妻夫木聡主演「ブタがいた教室」舞台挨拶に
松山ケンイチ、トータス松本がサプライズ登場
第21回東京国際映画祭コンペティション部門に出品された映画「ブタがいた教室」の公式上映
が、10月25日(土)渋谷・Bunkamura シアターコクーンにて行われ、主演の妻夫木聡、
前田哲監督が舞台挨拶に登壇した。
“自分たちで育てたブタを食べる?食べない?”…1990年に大阪の小学校で実際に行われ、賛
否両論を巻き起こした実話を映画化した本作は、いのちの大切さや教育のあり方を改めて見つめ
直す作品になっている。本作で初の教師役に挑戦、映画に出演している子供たちから、「(役名の)
星先生!!」と声援を受け、笑顔を見せた妻夫木は、「演じるのではなく“星先生”になりきるこ
とが一番大事だと思いました。(ブタを食べるか食べないかを決める)クラスでのディベートの
シーンでは、実は決められたセリフはなかったんです。セリフを言おうとすると子供たちは気負
ってしまうので、本当の“教師”と“生徒”の関係を出せるようその場の空気を大切にして撮影
を進めていきました。そこで、星先生として、“食べる”とは、“生きる”とは、“命”とは何
かということを話したんですが、自分が心でぶつかれば、子供たちも心でぶつかってきてくれる
んだと実感した貴重な体験でした」と、撮影を振り返った。
また、観客からの質問に答えるティーチインでは、「小学生に戻ったらブタを食べますか?

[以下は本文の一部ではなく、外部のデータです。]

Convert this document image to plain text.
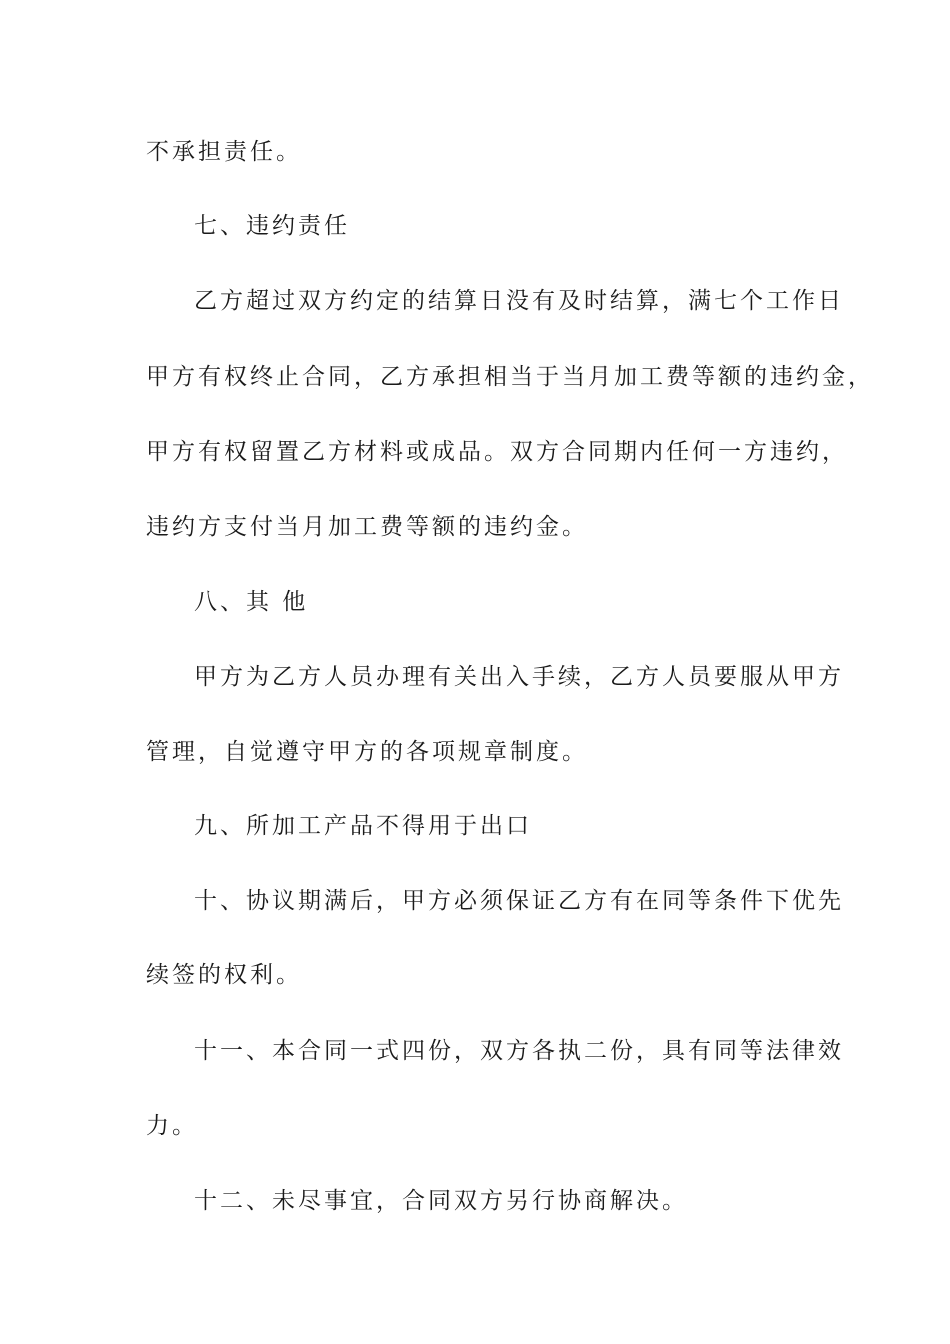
不承担责任。
七、违约责任
乙方超过双方约定的结算日没有及时结算，满七个工作日
甲方有权终止合同，乙方承担相当于当月加工费等额的违约金，
甲方有权留置乙方材料或成品。双方合同期内任何一方违约，
违约方支付当月加工费等额的违约金。
八、其 他
甲方为乙方人员办理有关出入手续，乙方人员要服从甲方
管理，自觉遵守甲方的各项规章制度。
九、所加工产品不得用于出口
十、协议期满后，甲方必须保证乙方有在同等条件下优先
续签的权利。
十一、本合同一式四份，双方各执二份，具有同等法律效
力。
十二、未尽事宜，合同双方另行协商解决。
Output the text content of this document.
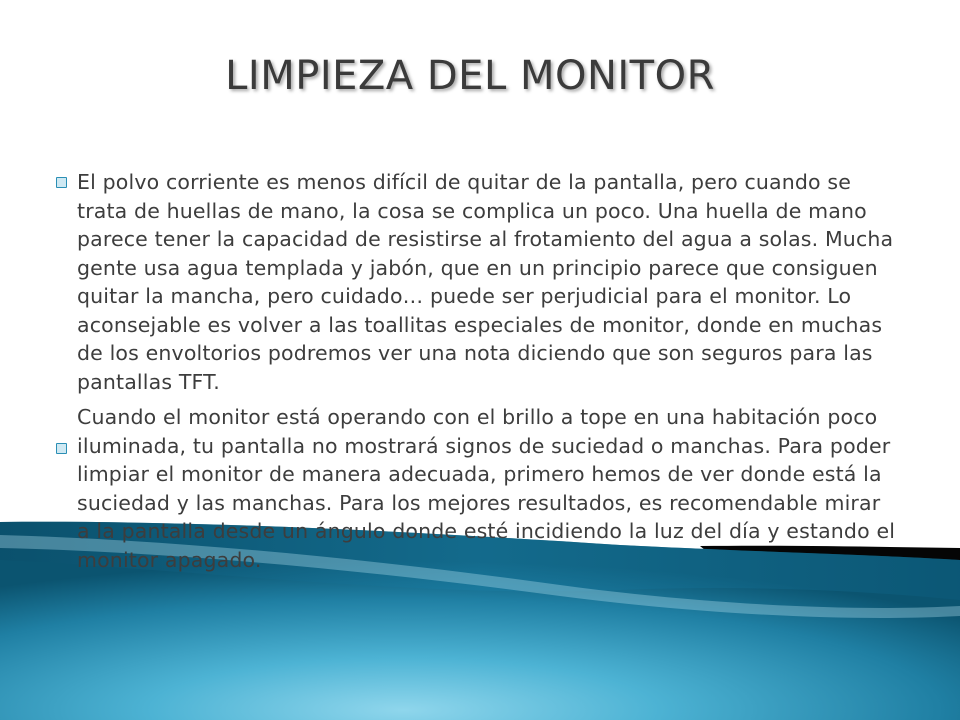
LIMPIEZA DEL MONITOR

El polvo corriente es menos difícil de quitar de la pantalla, pero cuando se trata de huellas de mano, la cosa se complica un poco. Una huella de mano parece tener la capacidad de resistirse al frotamiento del agua a solas. Mucha gente usa agua templada y jabón, que en un principio parece que consiguen quitar la mancha, pero cuidado… puede ser perjudicial para el monitor. Lo aconsejable es volver a las toallitas especiales de monitor, donde en muchas de los envoltorios podremos ver una nota diciendo que son seguros para las pantallas TFT.

Cuando el monitor está operando con el brillo a tope en una habitación poco iluminada, tu pantalla no mostrará signos de suciedad o manchas. Para poder limpiar el monitor de manera adecuada, primero hemos de ver donde está la suciedad y las manchas. Para los mejores resultados, es recomendable mirar a la pantalla desde un ángulo donde esté incidiendo la luz del día y estando el monitor apagado.
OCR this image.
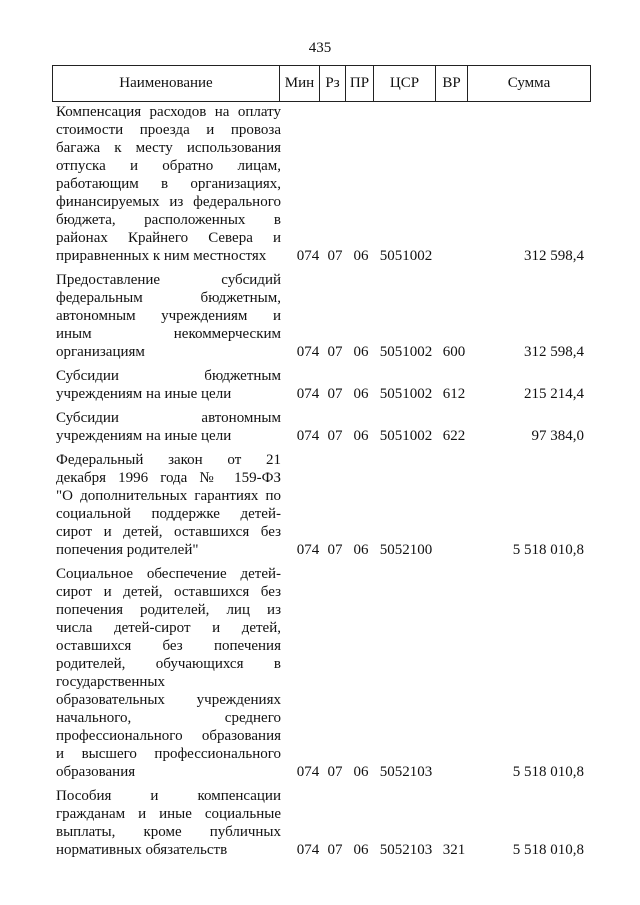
435
Наименование	Мин	Рз	ПР	ЦСР	ВР	Сумма
Компенсация расходов на оплату
стоимости проезда и провоза
багажа к месту использования
отпуска и обратно лицам,
работающим в организациях,
финансируемых из федерального
бюджета, расположенных в
районах Крайнего Севера и
приравненных к ним местностях	074 07 06 5051002	312 598,4
Предоставление субсидий
федеральным бюджетным,
автономным учреждениям и
иным некоммерческим
организациям	074 07 06 5051002 600	312 598,4
Субсидии бюджетным
учреждениям на иные цели	074 07 06 5051002 612	215 214,4
Субсидии автономным
учреждениям на иные цели	074 07 06 5051002 622	97 384,0
Федеральный закон от 21
декабря 1996 года № 159-ФЗ
"О дополнительных гарантиях по
социальной поддержке детей-
сирот и детей, оставшихся без
попечения родителей"	074 07 06 5052100	5 518 010,8
Социальное обеспечение детей-
сирот и детей, оставшихся без
попечения родителей, лиц из
числа детей-сирот и детей,
оставшихся без попечения
родителей, обучающихся в
государственных
образовательных учреждениях
начального, среднего
профессионального образования
и высшего профессионального
образования	074 07 06 5052103	5 518 010,8
Пособия и компенсации
гражданам и иные социальные
выплаты, кроме публичных
нормативных обязательств	074 07 06 5052103 321	5 518 010,8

食べませんか?」という質問に、「28歳の自分としての答えかもしれないけど、たぶん食べる側
だったと思います。“いただきます”という言葉にある通り、僕たち人間はありとあらやるもの
をいただいて生きている。肉だけじゃなくて、水だって生きていると思うし、感謝しながらいた
だくのが人間としての責任だし、生きることにつながると思います」と、真摯に回答。監督も、
「“食べる”だったと思います。子供はつらいことや傷つくこと、悲しいことを乗り越えて成長
していくものだと思うので」と答え、観客にも「“食べる?食べない?”」と逆に質問するなど、
和やかな雰囲気進んだティーチイン。最後の質問者を監督が指名すると、その人物は一般の観客
に混じって映画を鑑賞していた松山ケンイチ!! 突然のことにどよめく観客の中で松山は、監督
からの「どこから来ました?」という質問に、「青森から来ました」とにこやかに答え、「子供
たちと星先生(の様子)がリアルで、久しぶりに胸に響く作品を見ました。監督、妻夫木さん、
ありがとうございます」と、熱く感想を。さらに、事務所の先輩である妻夫木に対し、「職員室
と教室での芝居が全く違うように感じました。よく、子供と動物には勝てないというけど、そう
いうことを感じていたんですか?」と、質問。妻夫木は「まさか後輩にダメだしされるとは…」
と苦笑しつつ、「子供たちとのシーンでは、これまでとは芝居の仕方が違っていて、“こういう
ふうに役を構築しよう”という考えがなかった。一番気をつけたのが、本番で子供たちの演技が
学芸会のようになってはいけない、ということ。そこで僕が子供たちの自然な演技をどう引き出
してあげるか考えました。ディベートのシーンでは、僕が10分以上話したシーンがあったのに、
監督がカットしてしまった。DVDで見て下さい」と、切りかえすなど、3人での軽妙なトーク
はしばらく続き、観客を楽しませた。
さらに、会場にはサプライズゲストとして、映画の主題歌「花のように 星のように」を歌う
トータス松本と原案者の黒田泰史さんが登場。トータスは「監督から完成前の本編と熱い手紙を
もらって、作品を観たらとても感動しました。星先生の気持ちになって書きました」と、話し、
「こうゆう場所で歌ったことがないので緊張する」と言いながら、主題歌をギターの弾き語りで
熱唱。会場全体に力強い歌声が響き渡り、観客はじっくりと聴き入っていた。
舞台挨拶終了後に行われた記者会見では、「賞を狙いますか?」と聞かれ、「コンペに選ばれ
ただけで光栄だし、(賞を)いただけたら心からうれしいですが、それを意識して作ったわけで
はないので」と答えた前田監督だったが、会見の終盤に一転、「僕、嘘をついていました。1回
目で敬愛する相米(慎二監督)さんが賞をもらって、3年前には根岸(吉太郎監督)さんが4冠
だったので、この作品で4冠を狙います!」と、高らかに宣言。結果、4冠には至らなかったが、
観客賞、TOYOTA Earth Grand Prix審査委員賞の2冠に輝いた。
「ブタがいた教室」は2008年11月1日(土)より全国ロードショー。